Working for the Lord

“Whatever you do, work at it with all your heart, as working for the Lord, not for human masters.” – Colossians 3:23 (NIV)

 I have a deep, dark confession to make to the Internet: I’m a workaholic.

 It’s true. I literally don’t know how to stop working. My friends tell me they worry about me – I’m constantly exhausted, and my to-do list never leaves my sight. Seriously – my New Year’s Resolution this year was to make myself stop working after dinner and on Sundays, and it has been a daily battle. I’m juggling at least a dozen balls at any given time, and I’m keeping them all in the air – I’m succeeding at everything. I get lots done! Which is good, right? But recently I began to think about the motive behind my tireless work ethic, and I realized that we had a problem.

Colossians 3:23 is a fairly common verse; my mom has quoted it to me for years. It tells us to work with all our heart, no matter what we’re doing. Check – I’ve got that part down. I don’t see the point in doing something if I’m only going to do it halfway. Unfortunately, though, I think that’s the point where I tend to stop listening. The rest of the verse – work as though you are working for the Lord, not for people – is just as important.

 The Message translation advises us to “work from the heart for your real Master – for God.” Like I said, I do a lot of things, and I do them well. I take pride in the fact that I do them well. But who am I really doing them for? When I proudly accept praise for an article I wrote, smiling as people compliment me, I’m certainly not working for the Lord. I’m really not even working for other people – I’m just working for me.
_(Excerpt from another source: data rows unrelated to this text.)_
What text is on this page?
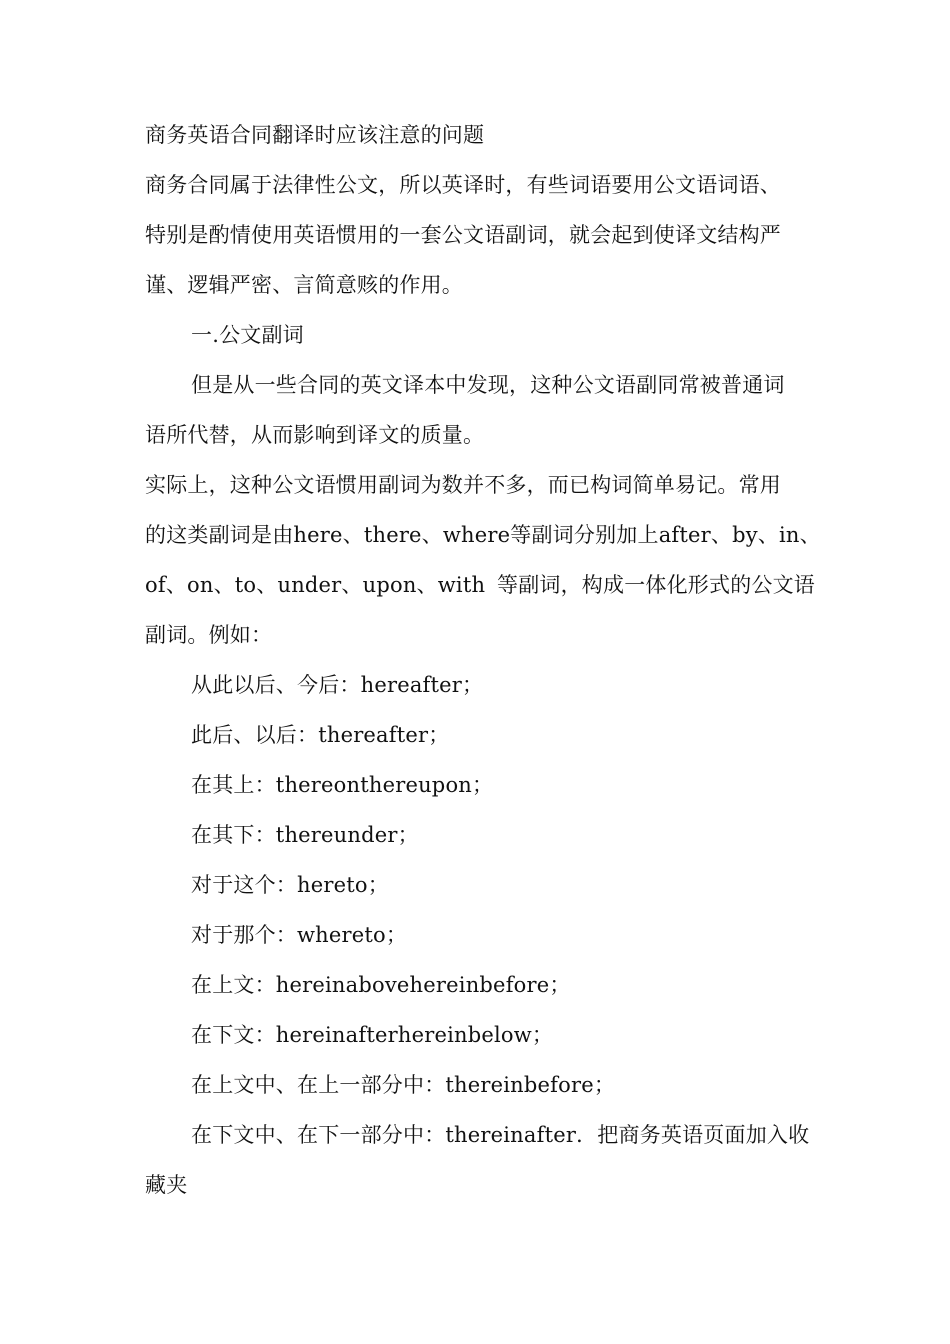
商务英语合同翻译时应该注意的问题
商务合同属于法律性公文，所以英译时，有些词语要用公文语词语、
特别是酌情使用英语惯用的一套公文语副词，就会起到使译文结构严
谨、逻辑严密、言简意赅的作用。
一.公文副词
但是从一些合同的英文译本中发现，这种公文语副同常被普通词
语所代替，从而影响到译文的质量。
实际上，这种公文语惯用副词为数并不多，而已构词简单易记。常用
的这类副词是由 here、there、where 等副词分别加上 after、by、in、
of、on、to、under、upon、with 等副词，构成一体化形式的公文语
副词。例如：
从此以后、今后：hereafter；
此后、以后：thereafter；
在其上：thereonthereupon；
在其下：thereunder；
对于这个：hereto；
对于那个：whereto；
在上文：hereinabovehereinbefore；
在下文：hereinafterhereinbelow；
在上文中、在上一部分中：thereinbefore；
在下文中、在下一部分中：thereinafter．把商务英语页面加入收
藏夹
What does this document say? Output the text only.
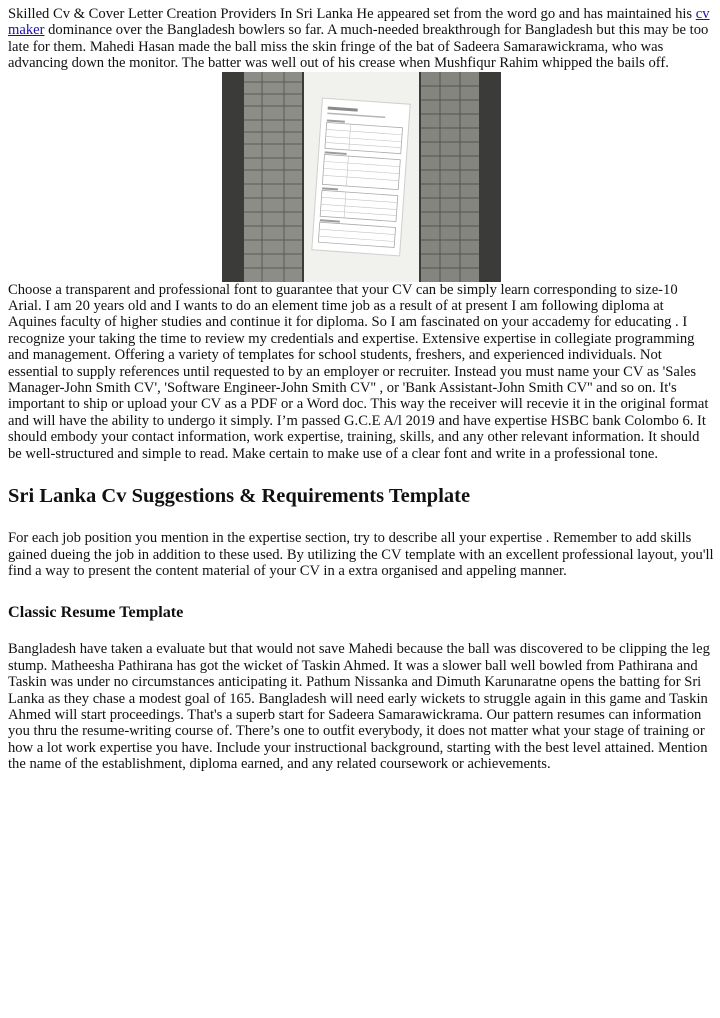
Skilled Cv & Cover Letter Creation Providers In Sri Lanka He appeared set from the word go and has maintained his cv maker dominance over the Bangladesh bowlers so far. A much-needed breakthrough for Bangladesh but this may be too late for them. Mahedi Hasan made the ball miss the skin fringe of the bat of Sadeera Samarawickrama, who was advancing down the monitor. The batter was well out of his crease when Mushfiqur Rahim whipped the bails off.

Choose a transparent and professional font to guarantee that your CV can be simply learn corresponding to size-10 Arial. I am 20 years old and I wants to do an element time job as a result of at present I am following diploma at Aquines faculty of higher studies and continue it for diploma. So I am fascinated on your accademy for educating . I recognize your taking the time to review my credentials and expertise. Extensive expertise in collegiate programming and management. Offering a variety of templates for school students, freshers, and experienced individuals. Not essential to supply references until requested to by an employer or recruiter. Instead you must name your CV as 'Sales Manager-John Smith CV', 'Software Engineer-John Smith CV'' , or 'Bank Assistant-John Smith CV'' and so on. It's important to ship or upload your CV as a PDF or a Word doc. This way the receiver will recevie it in the original format and will have the ability to undergo it simply. I’m passed G.C.E A/l 2019 and have expertise HSBC bank Colombo 6. It should embody your contact information, work expertise, training, skills, and any other relevant information. It should be well-structured and simple to read. Make certain to make use of a clear font and write in a professional tone.

Sri Lanka Cv Suggestions & Requirements Template

For each job position you mention in the expertise section, try to describe all your expertise . Remember to add skills gained dueing the job in addition to these used. By utilizing the CV template with an excellent professional layout, you'll find a way to present the content material of your CV in a extra organised and appeling manner.

Classic Resume Template

Bangladesh have taken a evaluate but that would not save Mahedi because the ball was discovered to be clipping the leg stump. Matheesha Pathirana has got the wicket of Taskin Ahmed. It was a slower ball well bowled from Pathirana and Taskin was under no circumstances anticipating it. Pathum Nissanka and Dimuth Karunaratne opens the batting for Sri Lanka as they chase a modest goal of 165. Bangladesh will need early wickets to struggle again in this game and Taskin Ahmed will start proceedings. That's a superb start for Sadeera Samarawickrama. Our pattern resumes can information you thru the resume-writing course of. There’s one to outfit everybody, it does not matter what your stage of training or how a lot work expertise you have. Include your instructional background, starting with the best level attained. Mention the name of the establishment, diploma earned, and any related coursework or achievements.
 It feels good to get praise for our work, but that praise should not be our ultimate goal. We need to learn to direct the praise for our work where it’s actually due – above us.

 I read a phrase in the book Uninvited by Lysa TerKeurst that said, “Jesus isn’t into the rat race.” The author used the words “abide,” “dwell,” and “delight” to describe the slower rhythms of life that Jesus desires we use with Him. She also pointed out that in Mark 3:14-15, the first thing the disciples were meant to do was to be with Jesus – then they were to go out and preach.

 This year, as I have made a conscious effort to stop working, I have used that downtime to examine the motive behind my work. I pray I can let go of my pride and truly have an attitude of working for the Lord.